The Georgia Supreme Court recently clarified the “public duty doctrine” in Stevenson v. City of Doraville. 2013 WL 6188123, at *1 (Ga. Nov. 25, 2013). In Stevenson, the plaintiff was injured after his car stalled in the middle of the highway. A police cruiser approached the plaintiff’s vehicle, parked behind it, and activated its blue lights to warn oncoming traffic. The police officer, however, did not exit his vehicle or approach the plaintiff – he called for assistance. Unsure of the officer’s intent, the plaintiff exited his vehicle and was injured by an oncoming car. Plaintiff sued the City that employed the police officer, alleging that he was negligent in failing to assist him beyond simply parking his cruiser and activating his lights. The trial court awarded summary judgment to the City and the Court of Appeals affirmed.
The Supreme Court also affirmed, but its opinion distinguished between claims alleging a mere failure to act (nonfeasance) and claims alleging active negligence (misfeasance). The public duty doctrine, it held, bars claims based on a government agent’s failure to perform a public duty (nonfeasance). It does not, however, bar claims based on allegations of active negligence (misfeasance). Since Stevenson alleged affirmative acts of negligence (misfeasance), the Court held, the City was not shielded from liability. Nevertheless, the City was still entitled to summary judgment because Stevenson could not prove his allegations of active negligence.

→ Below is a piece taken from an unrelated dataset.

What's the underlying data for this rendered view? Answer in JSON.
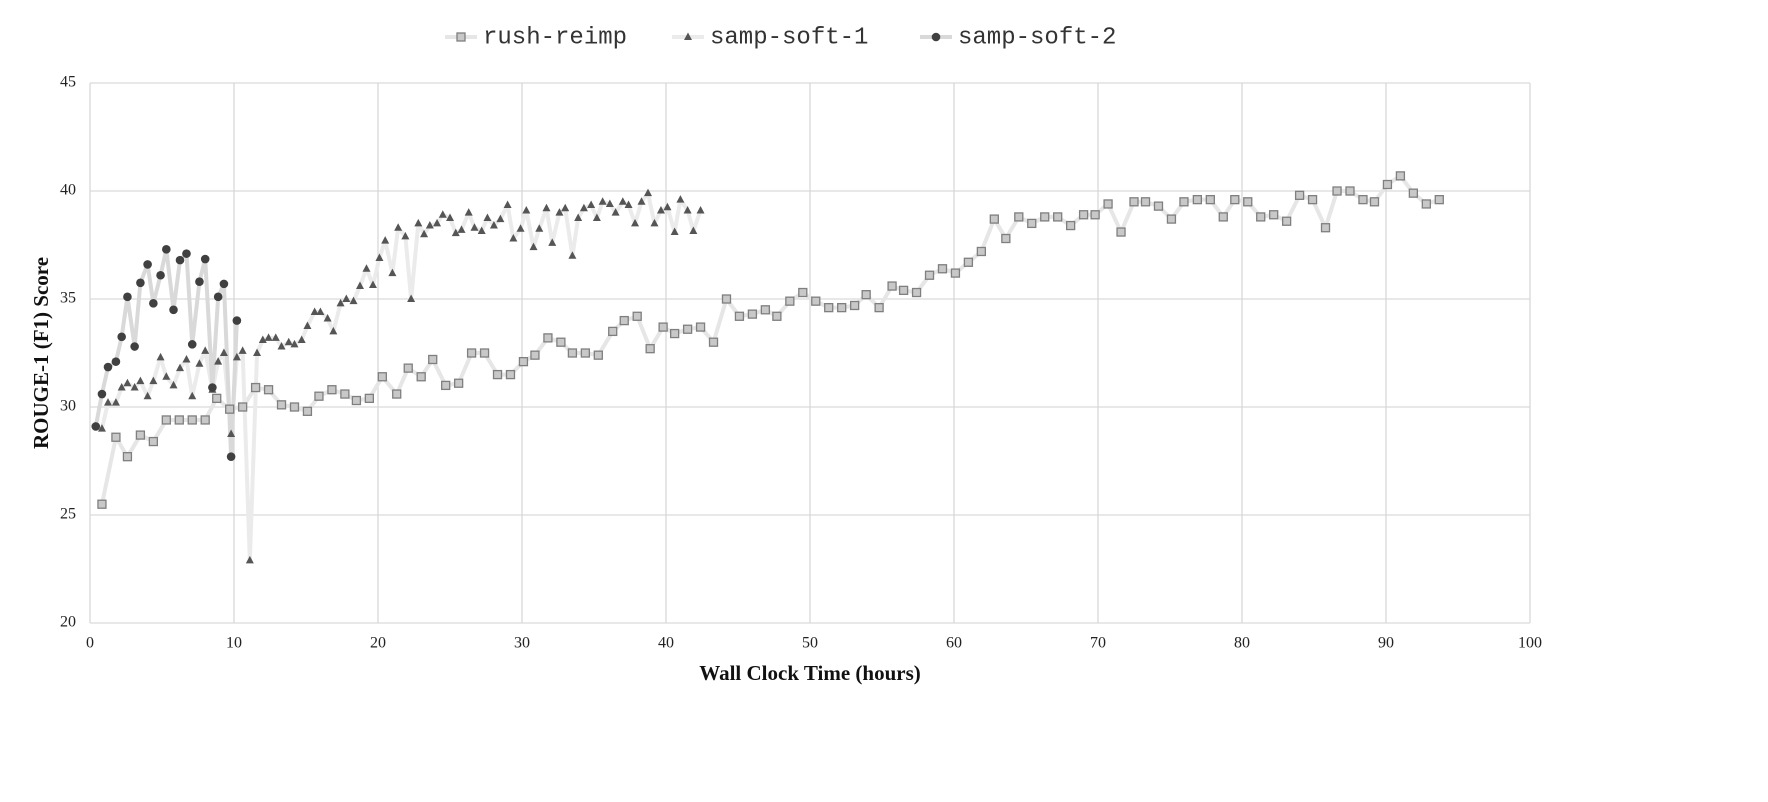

Despite the plaintiff’s inability to overcome summary judgment in this case, the Court’s decision is still a good one for injury victims. Given the opportunity, the Court refused to extend the public duty doctrine to claims of active negligence (misfeasance), stating that “a majority of this Court has declined to extend the doctrine to include affirmative acts of negligence and, under our established precedent, the public duty doctrine’s limitation on liability is restricted to cases involving police nonfeasance.” Thus, in cases where plaintiff can allege actual acts of negligence, they may yet prevail.